Comparing Distributions in Statistics
These are my notes on comparing distributions in Statistics.
Displays For Comparing Groups
It is almost always more interesting to compare groups than to summarize data for a single group. There are several ways to summarize a variable. The median and quartiles are suitable even for data that may be skewed or have outliers and are usually used together. Along with these three values, we can report the max and min values. These five values together make up the 5-number summary of the data. They include the median, quartiles, max, and min. It is a useful, concise summary because it gives a good idea of the center, spread, and range.
A boxplot highlights several features of the distribution. The central box shows the middle half of the data, between the quartiles. The height of the box is equal to the IQR. If the median is roughly centered between the quartiles, then the middle half of the data is roughly symmetric. If the median is not centered, the distribution is skewed. The whiskers show skewness as well if they are not roughly the same length.
Histograms or stem and leaf displays are good for single distributions but not good for 20. It would be hard to see patterns. By placing boxplots side by side, you can easily see which groups have higher medians, which have greater IQR’s, where the central 50% of the data is located in each group, and which have the overall greater range.
Outliers
Outliers arise for many reasons. They may be the most important values in the dataset or they may be an error. It could be an exceptional case or illuminating a pattern by being the exception to the rule. Many outliers are not wrong, they are just different. Most repay the effort to understand them. You can sometimes learn more from extraordinary cases than from summaries of the entire dataset.
There are two things you should never do with outliers. You should not leave an outlier in place and proceed as if nothing happened. Analyses of data with outliers are very likely to be wrong. The other is to omit an outlier from the analysis without comment. A histogram is often a better way to see more detail about how the outlier fits in or doesn’t fit at all.
Timeplots
A display of values against time is called a timeplot. Timeplots often show a great deal of point to point variation. We usually want to see past this variation to understand any underlying smooth trends. Also we want to think about how the values vary around that tend, the timeplot version of center and spread.
Re-Expressing Data
When data are skewed, it can be hard to summarize them simply with a center and spread, and hard to decide whether the most extreme values are outliers or just part of the stretched out tail. We re-express the data by applying a simple function to each value. Re-express means to transform the data by applying a simple function to make the skewed distribution more symmetric. It could be either a square root or logarithm function. Variables that are skewed to the right often benefit from a re-expression by square roots, logs, or reciprocals. Those skewed to the left may benefit from squaring the data. Re-expressing can help alleviate the problem of comparing groups that have very different spreads.

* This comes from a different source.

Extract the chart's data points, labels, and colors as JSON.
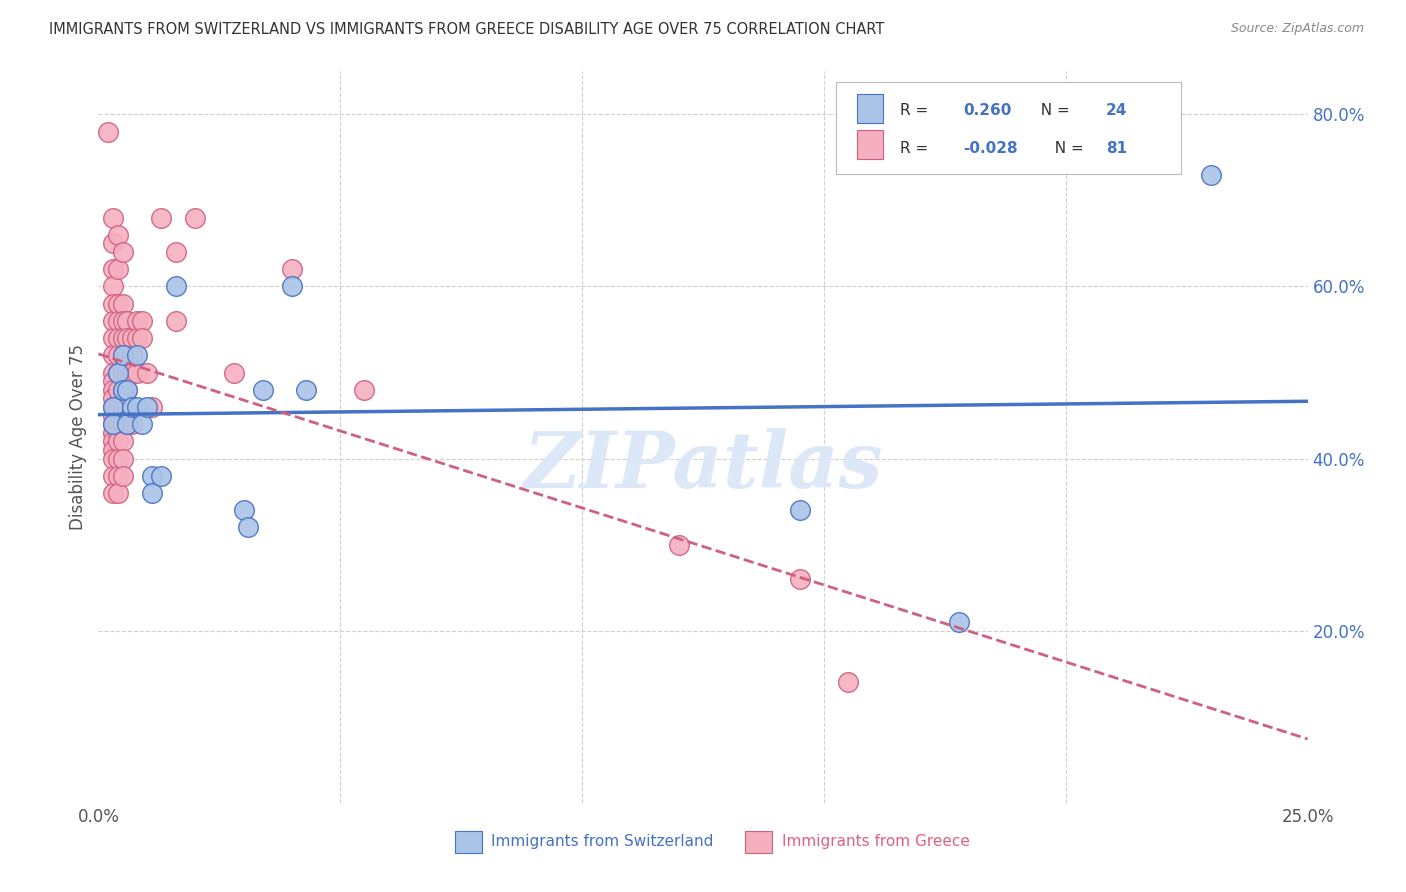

Choose the right tool for comparing distributions. Compare the distributions of two or three groups with histograms. Compare several groups with boxplots, which make it easy to compare centers and spreads and spot outliers, but hide much of the detail of distribution shape.

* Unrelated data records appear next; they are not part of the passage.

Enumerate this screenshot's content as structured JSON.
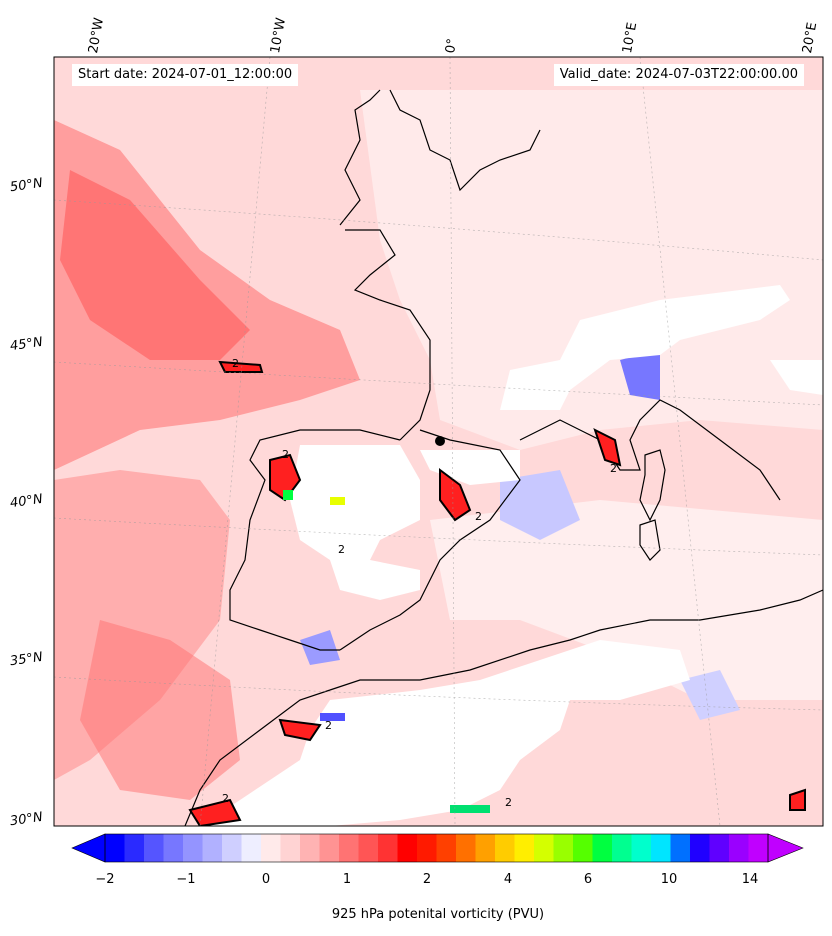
{
  "map": {
    "start_date": "Start date: 2024-07-01_12:00:00",
    "valid_date": "Valid_date: 2024-07-03T22:00:00.00",
    "lon_labels": [
      "20°W",
      "10°W",
      "0°",
      "10°E",
      "20°E"
    ],
    "lat_labels": [
      "50°N",
      "45°N",
      "40°N",
      "35°N",
      "30°N"
    ],
    "contour_label": "2",
    "background_color": "#ffd6d6",
    "land_mask_color": "#ffffff"
  },
  "colorbar": {
    "label": "925 hPa potenital vorticity (PVU)",
    "tick_labels": [
      "−2",
      "−1",
      "0",
      "1",
      "2",
      "4",
      "6",
      "10",
      "14"
    ],
    "colors": [
      "#0000ff",
      "#2a2aff",
      "#5555ff",
      "#7777ff",
      "#9494ff",
      "#b1b1ff",
      "#cfcfff",
      "#eeeeff",
      "#ffeaea",
      "#ffd3d3",
      "#ffb3b3",
      "#ff9393",
      "#ff7373",
      "#ff5555",
      "#ff3333",
      "#ff0000",
      "#ff1a00",
      "#ff4000",
      "#ff7000",
      "#ffa000",
      "#ffcc00",
      "#ffee00",
      "#d4ff00",
      "#99ff00",
      "#55ff00",
      "#00ff40",
      "#00ff90",
      "#00ffcc",
      "#00e5ff",
      "#0070ff",
      "#2000ff",
      "#6000ff",
      "#9a00ff",
      "#c000ff"
    ]
  }
}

Treat outliers with attention and care. Outliers are nominated by the boxplot rule, but you must decide what to do with them. Track down the background for outliers, it may be informative.

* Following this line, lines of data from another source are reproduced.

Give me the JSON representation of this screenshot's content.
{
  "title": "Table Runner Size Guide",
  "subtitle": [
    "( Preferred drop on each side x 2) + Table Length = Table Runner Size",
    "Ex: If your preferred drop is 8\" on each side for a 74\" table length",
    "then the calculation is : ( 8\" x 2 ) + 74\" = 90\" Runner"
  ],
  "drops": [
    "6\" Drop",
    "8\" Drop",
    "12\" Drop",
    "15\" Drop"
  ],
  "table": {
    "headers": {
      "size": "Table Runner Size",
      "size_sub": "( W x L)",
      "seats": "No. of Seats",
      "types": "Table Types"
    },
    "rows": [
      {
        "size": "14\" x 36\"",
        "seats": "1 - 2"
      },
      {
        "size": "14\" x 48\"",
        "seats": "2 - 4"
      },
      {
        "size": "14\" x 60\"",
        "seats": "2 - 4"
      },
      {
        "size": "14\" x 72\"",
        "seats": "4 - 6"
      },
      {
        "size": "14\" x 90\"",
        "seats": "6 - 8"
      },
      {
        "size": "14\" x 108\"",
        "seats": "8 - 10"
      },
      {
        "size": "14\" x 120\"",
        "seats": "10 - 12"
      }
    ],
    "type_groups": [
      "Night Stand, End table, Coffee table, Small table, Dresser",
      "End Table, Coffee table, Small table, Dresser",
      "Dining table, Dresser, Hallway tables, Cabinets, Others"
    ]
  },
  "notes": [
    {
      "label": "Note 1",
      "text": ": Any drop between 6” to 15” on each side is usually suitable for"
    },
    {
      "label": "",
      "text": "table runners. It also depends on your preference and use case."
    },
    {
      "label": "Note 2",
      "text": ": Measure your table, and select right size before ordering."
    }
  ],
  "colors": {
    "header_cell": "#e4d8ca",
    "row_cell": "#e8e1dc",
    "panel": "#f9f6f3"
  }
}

Re-express data to make them easier to work with. Re-expression can make skewed distributions more nearly symmetric. Re-expression can make the spreads of different groups more nearly comparable.
Outlier
Values that are large or small compared to most of the other values in a variable. Whether they are outliers is a judgement call that depends on the context. A boxplot displays values more than 1.5 IQR’s beyond the nearest quartile as potential outliers, but that is not a definition of outlier that can be used anywhere.
5-Number Summary
A summary of a variable’s distribution that consists, of the extremes, the quartiles, and the median.
Boxplot
A display of a box between the quartiles and whiskers extending to the highest and lowest values not nominated as outliers.
Far Outlier
In a boxplot a value more than 3 IQR’s beyond the nearest quartile. Such values deserve special attention.
Timeplot
A timeplot displays data that change over time. Often, successive values are connected with lines to show trends more clearly. Sometimes, a smooth curve is added to the plot to help show long0term patterns and trends.
Re-Express
This is another name for transform. The structure of data may be improved by working with a simple function of the data. The logarithm, square root, and reciprocal are the most common re-expression functions.